Cette génération étudiante apparaît finalement comme une génération sans illusion, mais pas sans idéal : elle sait que la société française ne l’attend pas et ne lui fera pas sa place, mais elle a ses valeurs et s’engage lorsqu’elle pense que c’est utile pour les défendre. Davantage sous des formes ponctuelles et collectives que sous les formes militantes des générations précédentes. La collectivité devra apprendre à connaître et dialoguer avec ces citoyens d’un genre nouveau. De ce point de vue, l’implication de la Métropole de Lyon dans la vie étudiante est une fenêtre privilégiée pour faire connaissance.
Ce qui est singulier au territoire lyonnais, c’est d’abord une appétence à l’offre culturelle que l’on ne retrouve jamais de façon aussi prononcée dans les autres métropoles universitaires.
La massification de l’enseignement supérieur a fortement diversifié l’origine socio-culturelle des étudiants, et la majorité d’entre eux n’a plus rien à voir avec « les héritiers » qui fréquentaient assidûment librairies, musées, théâtres, etc. Mais à Lyon, les étudiants semblent rester, ou sont redevenus, plus qu’ailleurs des consommateurs ou des acteurs de culture.
Pourtant Lyon ne semble pas être perçue comme une « ville étudiante ». Alors que la Métropole constitue indiscutablement le second pôle d’enseignement supérieur français, et de loin, et qu’elle fermente d’initiatives en matière de vie étudiante, elle peine à acquérir une image conforme avec ce qu’elle est devenue de facto.
C’est donc un paradoxe, qui s’explique, d’abord par l’absence de traditions estudiantines visibles et de lieux emblématiques pour compenser l’éclatement des campus, ensuite par des points faibles sur le logement et les transports, mais c’est à nuancer.

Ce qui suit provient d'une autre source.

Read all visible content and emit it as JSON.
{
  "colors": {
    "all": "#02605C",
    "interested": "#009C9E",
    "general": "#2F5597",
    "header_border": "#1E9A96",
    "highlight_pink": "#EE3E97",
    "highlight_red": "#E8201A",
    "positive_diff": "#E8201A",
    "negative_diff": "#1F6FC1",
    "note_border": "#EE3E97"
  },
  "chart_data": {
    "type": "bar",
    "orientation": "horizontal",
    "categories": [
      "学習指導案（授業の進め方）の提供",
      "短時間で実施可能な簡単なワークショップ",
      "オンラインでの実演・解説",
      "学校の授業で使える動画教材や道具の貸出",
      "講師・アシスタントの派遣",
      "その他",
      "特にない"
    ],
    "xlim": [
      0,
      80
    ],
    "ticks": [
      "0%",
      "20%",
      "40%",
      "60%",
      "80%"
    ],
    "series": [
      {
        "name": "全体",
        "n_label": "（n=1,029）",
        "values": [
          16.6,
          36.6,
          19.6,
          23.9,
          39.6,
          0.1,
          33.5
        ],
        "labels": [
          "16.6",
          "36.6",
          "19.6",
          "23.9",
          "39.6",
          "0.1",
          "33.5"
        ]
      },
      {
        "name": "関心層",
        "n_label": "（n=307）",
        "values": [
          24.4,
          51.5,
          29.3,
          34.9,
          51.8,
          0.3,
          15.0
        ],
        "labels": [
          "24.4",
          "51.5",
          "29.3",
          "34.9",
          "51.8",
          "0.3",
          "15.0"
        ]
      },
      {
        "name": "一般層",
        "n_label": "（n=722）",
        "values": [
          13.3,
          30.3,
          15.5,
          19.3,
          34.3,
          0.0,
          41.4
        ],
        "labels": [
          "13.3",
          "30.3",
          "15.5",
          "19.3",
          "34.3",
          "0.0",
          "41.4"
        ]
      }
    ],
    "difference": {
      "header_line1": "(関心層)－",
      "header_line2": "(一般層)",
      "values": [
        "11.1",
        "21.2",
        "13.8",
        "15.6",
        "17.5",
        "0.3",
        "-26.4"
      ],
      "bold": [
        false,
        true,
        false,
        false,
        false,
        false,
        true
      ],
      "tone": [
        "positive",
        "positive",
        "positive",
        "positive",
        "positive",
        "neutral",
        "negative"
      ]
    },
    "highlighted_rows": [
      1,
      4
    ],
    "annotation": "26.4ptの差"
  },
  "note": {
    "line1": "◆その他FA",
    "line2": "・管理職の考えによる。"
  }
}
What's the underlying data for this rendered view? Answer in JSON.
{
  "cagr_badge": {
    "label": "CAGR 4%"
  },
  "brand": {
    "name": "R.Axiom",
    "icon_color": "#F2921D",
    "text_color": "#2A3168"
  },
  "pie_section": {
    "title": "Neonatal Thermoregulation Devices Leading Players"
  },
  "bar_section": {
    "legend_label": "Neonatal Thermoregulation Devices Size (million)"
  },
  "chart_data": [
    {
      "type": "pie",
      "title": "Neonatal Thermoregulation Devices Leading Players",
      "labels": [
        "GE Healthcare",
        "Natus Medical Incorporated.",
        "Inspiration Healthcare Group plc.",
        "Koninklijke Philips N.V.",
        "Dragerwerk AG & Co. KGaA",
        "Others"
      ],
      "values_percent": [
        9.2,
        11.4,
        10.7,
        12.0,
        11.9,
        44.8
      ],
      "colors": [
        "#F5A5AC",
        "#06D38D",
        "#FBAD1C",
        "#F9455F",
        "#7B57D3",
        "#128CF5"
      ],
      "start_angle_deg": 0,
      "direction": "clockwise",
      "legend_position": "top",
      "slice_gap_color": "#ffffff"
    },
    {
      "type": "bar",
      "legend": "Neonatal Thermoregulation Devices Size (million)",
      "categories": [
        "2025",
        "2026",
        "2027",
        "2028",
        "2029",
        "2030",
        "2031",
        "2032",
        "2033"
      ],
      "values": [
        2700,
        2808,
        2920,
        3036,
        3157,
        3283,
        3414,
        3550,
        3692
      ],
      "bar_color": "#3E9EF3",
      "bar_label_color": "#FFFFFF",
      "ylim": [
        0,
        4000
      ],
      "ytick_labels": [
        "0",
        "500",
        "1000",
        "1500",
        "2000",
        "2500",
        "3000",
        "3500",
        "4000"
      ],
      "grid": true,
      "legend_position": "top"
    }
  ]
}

Au niveau du logement, il y a une forte carence de logement social, mais qui pourrait se combler rapidement à partir d’un diagnostic partagé et d’une volonté commune entre acteurs universitaires et territoriaux. Il me semble plus important de développer de nouvelles formes de logement, pour les étudiants venant de loin, et pour favoriser une meilleure intégration dans la cité, que de poursuivre la production massive de studios, comme il s’en est trop construit depuis 20 ans, en particulier sur les 7e et 8e arrondissements. Il manque aujourd’hui une offre de grands appartements propices à la colocation, et des résidences réellement animées.
Au niveau des transports, même s’il existe une marge de progression pour l’accessibilité de certains campus, le métro, le tram et les voies de circulations douces sont bien plus développés que dans d’autres grandes agglomérations pourtant mieux classées par l’étudiant parmi« les villes où il fait bon étudier ». Cette relative avance lyonnaise n’est pas connue nationalement parce que la métropole, qui bénéficie d’une énorme dynamique démographique régionale, reste encore peu choisie par les étudiants en mobilité nationale. J’y vois finalement une confirmation de la perception des étudiants mesurée par l’étude : Lyon n’est pas encore tout à fait une métropole étudiante.